In the current industry climate, it is challenging to vet addiction treatment providers for clients. With local and national facilities being sold, acquired or shut down weekly, it’s easy to become disoriented or disillusioned when making referrals to various programs. We’ve put together this quick guide with some key updates made in 2017 and 2018.
Florida Legislative & Accreditation Changes
The National Association of Addiction Treatment Providers (NAATP) has created a new Code of Ethics, and criteria for selecting an addiction treatment provider. NAATP identifies the need to label addiction treatment as ‘health care’ and outlines certain indices to look for when vetting a service provider.
In addition, a new criminal statute in Florida, Chapter 2017-173, has enacted new legislation that protects people in need of addiction treatment from bad actors within the space and nefarious treatment practices.
Key Elements of Chapter 2017-173
Licensing & Accreditation: Along with higher licensing fees, there are now new requirements necessary for certain licensure renewals. The Florida Department of Children and Families (DCF) now plays a more active role in licensure, and in specifying standards of care, procedures and staff requirements, and can make announced and unannounced inspections of any facility.
Background Screenings: Owners, directors, chief financial Officers, and clinical supervisors are all required to have background screenings done in order to obtain licensing.
Referrals & Patient Brokering: It unlawful to offer to pay, or solicit or receive, benefits for clients, and licensed service providers may not make a referral of a prospective, current, or discharged client to, or accept a referral of such a patient from, a recovery residence unless the recovery residence holds a valid certificate of compliance and is actively managed by a certified recovery residence administrator. In addition, service providers are required to maintain referral records. The new legislation specifically prohibits any health care provider or health care facility from giving or receiving any form of payment in exchange for referrals.

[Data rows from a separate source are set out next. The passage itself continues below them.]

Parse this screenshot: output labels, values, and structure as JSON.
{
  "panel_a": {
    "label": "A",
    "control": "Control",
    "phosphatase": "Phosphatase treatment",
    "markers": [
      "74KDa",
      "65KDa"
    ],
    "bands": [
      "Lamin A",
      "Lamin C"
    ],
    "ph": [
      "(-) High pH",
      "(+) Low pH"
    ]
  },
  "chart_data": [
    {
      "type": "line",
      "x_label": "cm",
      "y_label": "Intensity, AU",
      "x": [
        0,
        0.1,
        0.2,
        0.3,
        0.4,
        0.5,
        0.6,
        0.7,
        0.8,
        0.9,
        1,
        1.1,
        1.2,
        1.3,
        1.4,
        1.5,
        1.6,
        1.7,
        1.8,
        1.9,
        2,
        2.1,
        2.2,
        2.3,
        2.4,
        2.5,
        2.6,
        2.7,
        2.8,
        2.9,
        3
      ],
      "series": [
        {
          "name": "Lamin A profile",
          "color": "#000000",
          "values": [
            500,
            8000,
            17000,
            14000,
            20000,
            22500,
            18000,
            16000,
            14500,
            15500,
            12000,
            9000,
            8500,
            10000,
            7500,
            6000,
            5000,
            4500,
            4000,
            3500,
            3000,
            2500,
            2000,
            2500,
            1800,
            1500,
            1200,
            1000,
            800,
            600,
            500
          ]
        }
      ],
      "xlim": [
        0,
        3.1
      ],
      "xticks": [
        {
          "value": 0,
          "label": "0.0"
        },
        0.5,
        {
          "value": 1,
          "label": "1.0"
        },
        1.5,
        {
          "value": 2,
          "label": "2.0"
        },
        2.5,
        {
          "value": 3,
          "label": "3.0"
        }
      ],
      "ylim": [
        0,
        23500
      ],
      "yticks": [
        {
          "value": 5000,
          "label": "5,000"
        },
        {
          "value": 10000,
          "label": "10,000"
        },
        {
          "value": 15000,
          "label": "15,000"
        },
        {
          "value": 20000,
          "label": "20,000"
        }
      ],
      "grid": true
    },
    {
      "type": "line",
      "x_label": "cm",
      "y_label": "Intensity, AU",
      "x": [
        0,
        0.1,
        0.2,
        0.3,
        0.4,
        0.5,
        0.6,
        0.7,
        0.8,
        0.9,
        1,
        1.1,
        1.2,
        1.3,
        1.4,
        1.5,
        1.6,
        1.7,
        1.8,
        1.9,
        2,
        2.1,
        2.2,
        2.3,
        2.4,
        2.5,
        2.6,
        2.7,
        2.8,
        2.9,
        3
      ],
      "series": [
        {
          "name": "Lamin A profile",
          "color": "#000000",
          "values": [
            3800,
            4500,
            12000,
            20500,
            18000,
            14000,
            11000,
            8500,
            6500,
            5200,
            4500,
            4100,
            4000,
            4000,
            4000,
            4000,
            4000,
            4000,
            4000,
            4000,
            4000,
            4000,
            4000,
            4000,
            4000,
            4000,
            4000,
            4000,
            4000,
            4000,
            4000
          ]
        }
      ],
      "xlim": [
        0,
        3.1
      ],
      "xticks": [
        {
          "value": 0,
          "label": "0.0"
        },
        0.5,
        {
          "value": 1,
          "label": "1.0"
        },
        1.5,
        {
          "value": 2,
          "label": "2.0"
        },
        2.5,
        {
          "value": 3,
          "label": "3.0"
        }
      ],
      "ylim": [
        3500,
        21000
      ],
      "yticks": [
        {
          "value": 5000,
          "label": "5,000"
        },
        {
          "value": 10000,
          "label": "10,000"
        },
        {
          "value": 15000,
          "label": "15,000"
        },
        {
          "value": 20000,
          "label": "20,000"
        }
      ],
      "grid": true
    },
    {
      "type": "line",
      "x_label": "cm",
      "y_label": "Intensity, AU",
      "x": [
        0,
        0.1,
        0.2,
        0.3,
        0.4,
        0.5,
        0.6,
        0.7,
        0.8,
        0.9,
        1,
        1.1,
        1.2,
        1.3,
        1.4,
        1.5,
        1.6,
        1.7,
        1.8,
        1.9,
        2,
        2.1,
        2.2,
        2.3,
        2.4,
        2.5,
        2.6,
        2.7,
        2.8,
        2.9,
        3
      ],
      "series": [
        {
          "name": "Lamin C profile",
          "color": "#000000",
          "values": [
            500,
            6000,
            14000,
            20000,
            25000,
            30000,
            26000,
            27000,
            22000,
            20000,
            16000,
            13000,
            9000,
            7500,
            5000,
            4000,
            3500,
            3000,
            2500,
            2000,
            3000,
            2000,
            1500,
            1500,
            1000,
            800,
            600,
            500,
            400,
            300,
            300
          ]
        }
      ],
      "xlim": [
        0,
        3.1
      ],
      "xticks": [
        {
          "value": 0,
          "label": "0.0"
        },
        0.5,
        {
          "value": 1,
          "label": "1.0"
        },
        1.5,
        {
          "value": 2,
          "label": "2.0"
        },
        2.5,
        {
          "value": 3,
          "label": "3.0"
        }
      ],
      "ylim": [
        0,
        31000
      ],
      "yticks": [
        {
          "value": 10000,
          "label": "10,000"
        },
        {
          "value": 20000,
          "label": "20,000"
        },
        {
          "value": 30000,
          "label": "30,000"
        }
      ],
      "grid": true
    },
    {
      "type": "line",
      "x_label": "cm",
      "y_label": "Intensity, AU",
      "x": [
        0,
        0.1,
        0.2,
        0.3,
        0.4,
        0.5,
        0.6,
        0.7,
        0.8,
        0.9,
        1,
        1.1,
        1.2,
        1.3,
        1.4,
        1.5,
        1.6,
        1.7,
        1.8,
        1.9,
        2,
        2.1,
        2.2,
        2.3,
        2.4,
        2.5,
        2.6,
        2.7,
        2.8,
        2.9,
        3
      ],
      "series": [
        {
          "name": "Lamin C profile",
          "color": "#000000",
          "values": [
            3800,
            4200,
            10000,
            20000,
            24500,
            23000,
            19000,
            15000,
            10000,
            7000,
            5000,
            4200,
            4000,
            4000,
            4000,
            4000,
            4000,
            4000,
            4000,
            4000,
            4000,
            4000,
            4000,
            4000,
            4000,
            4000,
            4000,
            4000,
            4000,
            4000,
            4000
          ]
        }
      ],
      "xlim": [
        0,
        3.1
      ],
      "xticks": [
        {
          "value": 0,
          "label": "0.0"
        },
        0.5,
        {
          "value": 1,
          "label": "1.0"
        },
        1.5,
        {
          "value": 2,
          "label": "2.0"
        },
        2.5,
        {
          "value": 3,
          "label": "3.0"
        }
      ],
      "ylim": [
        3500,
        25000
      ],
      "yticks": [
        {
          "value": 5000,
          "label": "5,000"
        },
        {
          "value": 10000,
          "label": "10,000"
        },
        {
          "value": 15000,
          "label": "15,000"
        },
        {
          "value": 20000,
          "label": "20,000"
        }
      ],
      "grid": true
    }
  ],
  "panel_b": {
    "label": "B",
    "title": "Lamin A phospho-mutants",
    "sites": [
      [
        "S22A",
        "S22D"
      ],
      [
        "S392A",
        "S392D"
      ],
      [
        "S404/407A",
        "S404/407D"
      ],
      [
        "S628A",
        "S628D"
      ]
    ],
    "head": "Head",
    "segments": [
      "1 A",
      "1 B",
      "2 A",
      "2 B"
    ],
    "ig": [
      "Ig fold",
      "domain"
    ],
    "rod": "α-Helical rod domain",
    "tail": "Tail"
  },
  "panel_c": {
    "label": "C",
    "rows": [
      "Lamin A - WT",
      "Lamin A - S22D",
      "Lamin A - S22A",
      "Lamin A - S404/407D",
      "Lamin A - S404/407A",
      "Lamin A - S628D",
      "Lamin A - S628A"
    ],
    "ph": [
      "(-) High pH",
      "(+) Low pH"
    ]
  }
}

Marketing: Service Providers are not permitted to offer any enticements to bring a client to the facility. Further, service providers are prohibited from making false or misleading statements, or providing false or misleading information about their products, goods, services, or geographical locations in its marketing, advertising materials, or on its website. This includes websites that do not explicitly name the facility for which calls are being routed to or selling calls from call centers without disclosing this information clearly to the prospective client.
What This Means for Consumers
The changes outlined in Chapter 2017-173 were put in place to protect those suffering from addiction, and to provide them with a clear path to treatment, much like any other medical condition.
But like any other medical need, there are certain things to look for when looking for the right provider. When seeking treatment, clients should only consider facilities that:
- Ask for a full medical assessment before entering treatment
- Have a dedicated Medical Director on staff
- Offer a tour prior to committing to care
- Provide information regarding their staff accreditations, location, their assessment, treatment plan, clinical services, financing and billing practices.
- Have licensed staff available 24/7
- Offer a Family program and aftercare planning
At Futures, we are committed to upholding these new regulations, ensuring both the safety and health of our clients, as well as providing transparency and peace of mind for our referring professionals.